Nazywany polskim Jamesem Deanem był tym autorem, którego się zachłannie czytało, którego trzeba było czytać. Buntownik, brat duchowy wszystkich kontestujących tamtych czasów, bohater niepokorny, który sam kreował własną biografię. Choć właściwie nie musiał tego robić.
Teraz znów wraca za sprawą biografii, którą zajął się jego cioteczny brat. Andrzej Czyżewski nie poszedł na łatwiznę, czyli nie ograniczył się do rodzinnych anegdot, wspomnień i opowieści. Napisał książkę drobiazgowo rzetelną. Może nawet nazbyt, bo wielbiciele Hłaski uwiedzeni jego legendą – a takich wciąż nie brak – może wcale nie wszystko chcieliby wiedzieć, niekoniecznie znać całą prawdę, jeśli w ogóle jest to możliwe w odniesieniu do drugiego człowieka.

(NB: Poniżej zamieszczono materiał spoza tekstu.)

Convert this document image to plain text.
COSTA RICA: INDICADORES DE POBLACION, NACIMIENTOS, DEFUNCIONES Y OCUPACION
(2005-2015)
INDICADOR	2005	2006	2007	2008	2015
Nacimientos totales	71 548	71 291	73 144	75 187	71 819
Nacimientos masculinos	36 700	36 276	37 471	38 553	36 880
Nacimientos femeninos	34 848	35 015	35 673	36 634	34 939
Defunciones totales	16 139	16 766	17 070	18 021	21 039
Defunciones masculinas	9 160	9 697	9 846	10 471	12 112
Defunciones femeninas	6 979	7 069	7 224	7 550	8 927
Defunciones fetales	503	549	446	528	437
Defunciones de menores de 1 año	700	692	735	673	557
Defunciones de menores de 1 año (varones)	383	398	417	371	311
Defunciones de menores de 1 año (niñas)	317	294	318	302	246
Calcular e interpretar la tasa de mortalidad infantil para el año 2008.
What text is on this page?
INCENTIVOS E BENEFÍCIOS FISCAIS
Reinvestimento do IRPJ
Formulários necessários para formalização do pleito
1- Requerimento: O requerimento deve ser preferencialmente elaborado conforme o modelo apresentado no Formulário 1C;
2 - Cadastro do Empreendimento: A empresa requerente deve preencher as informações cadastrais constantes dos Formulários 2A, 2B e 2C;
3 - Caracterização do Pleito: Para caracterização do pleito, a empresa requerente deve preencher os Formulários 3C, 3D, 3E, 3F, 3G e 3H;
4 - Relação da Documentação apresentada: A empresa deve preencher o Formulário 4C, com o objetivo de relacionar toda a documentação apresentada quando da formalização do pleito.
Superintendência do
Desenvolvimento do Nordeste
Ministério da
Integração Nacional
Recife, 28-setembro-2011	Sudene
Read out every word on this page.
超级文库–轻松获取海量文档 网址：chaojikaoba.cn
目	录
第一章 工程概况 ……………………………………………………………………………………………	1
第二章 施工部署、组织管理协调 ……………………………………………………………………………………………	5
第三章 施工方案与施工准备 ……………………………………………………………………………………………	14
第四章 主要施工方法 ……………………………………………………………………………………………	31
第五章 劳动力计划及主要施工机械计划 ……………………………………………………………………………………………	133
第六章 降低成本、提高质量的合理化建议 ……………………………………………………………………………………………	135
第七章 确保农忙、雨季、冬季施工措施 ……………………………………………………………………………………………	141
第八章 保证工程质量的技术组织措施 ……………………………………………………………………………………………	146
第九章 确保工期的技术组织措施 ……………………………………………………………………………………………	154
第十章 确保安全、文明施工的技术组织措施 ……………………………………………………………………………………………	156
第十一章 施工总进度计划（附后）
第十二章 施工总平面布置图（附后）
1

Czyżewski podjął się niezwykłego dzieła – jednak jakiś stopień pokrewieństwa, albo osobisty punkt widzenia zaburza jego obiektywizm w ocenie bohatera. Stara się nam powiedzieć, że bunt jego bohatera zawsze znajdował uzasadnienie – nie był to li tylko wybryk pijanego młodego człowieka.
Na szczęście niezwykle drobiazgowo zebrany materiał faktograficzny nie przechylił treści w stronę dysertacji naukowej i nadal czytamy mocno udokumentowaną opowieść o życiu pisarza, choć w istocie fani z minionych lat mogą uznać, że odarł Hłaskę z części mitu w który tak głęboko wierzyli i który był niezwykły.
W tym ponad 500 stronicowym dziele znajdziemy wszystko o Hłasce – fotografie i dokumenty – niektóre publikowane pierwszy raz i fakty, które mogą zmienić jego ocenę. Ale przeczytać trzeba i warto.